Without giving too much away, the film’s climax is invigorating because of how much it leaves ambiguous, and I'm left questioning who is or isn’t telling the truth. But more personally, I'm terrified by the mirror held up by Casey's arc, reflecting my experience and that of so, so many others, who reached privately from our bedrooms out to the rest of the world, crossing in our search for answers those dark and wicked things. I'm thinking about how my early encounters with transness were sexualized, and therefore pathologized, building more unhappiness and shame instead of brokering understanding. You can find the good communities if you know where to look, but at that age you don't know where to look. The path of least resistance, paved by the JLBs of the world, is to see yourself as a fetish, as a vessel for someone else's fantasies, before seeing yourself as a person.
I believed for a while that things had gotten better since I was a kid, but it's easy to imagine how bad things will get if people keep trying to legislate trans kids out of the real world, pushing them further online, where they think they can actually manage to exist.
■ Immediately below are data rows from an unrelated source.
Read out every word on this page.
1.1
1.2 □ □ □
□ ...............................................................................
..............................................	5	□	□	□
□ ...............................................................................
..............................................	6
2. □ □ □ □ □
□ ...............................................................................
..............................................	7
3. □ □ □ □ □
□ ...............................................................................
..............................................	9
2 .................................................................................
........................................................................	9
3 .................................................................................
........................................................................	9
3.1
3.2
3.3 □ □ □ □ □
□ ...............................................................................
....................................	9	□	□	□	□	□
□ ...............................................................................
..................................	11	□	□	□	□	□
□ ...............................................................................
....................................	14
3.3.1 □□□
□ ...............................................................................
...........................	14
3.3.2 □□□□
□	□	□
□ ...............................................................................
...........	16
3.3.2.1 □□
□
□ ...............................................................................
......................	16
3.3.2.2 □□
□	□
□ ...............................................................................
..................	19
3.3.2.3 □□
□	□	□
When my trans peers and I were young, we recognized the darkness and wickedness for what it was, absorbed it, and then either internalized or ignored it. In some cases, perhaps, we followed the trail for a while but managed to escape before the witch cooked and ate us. But in the scariest and most upsetting of cases, we let it become a warped replacement for reality, and more hours than not when I think about World’s Fair, I believe that’s what happened to Casey. In this movie, and on the internet, there are no horror-movie monsters. What’s actually out there in the darkness is much worse.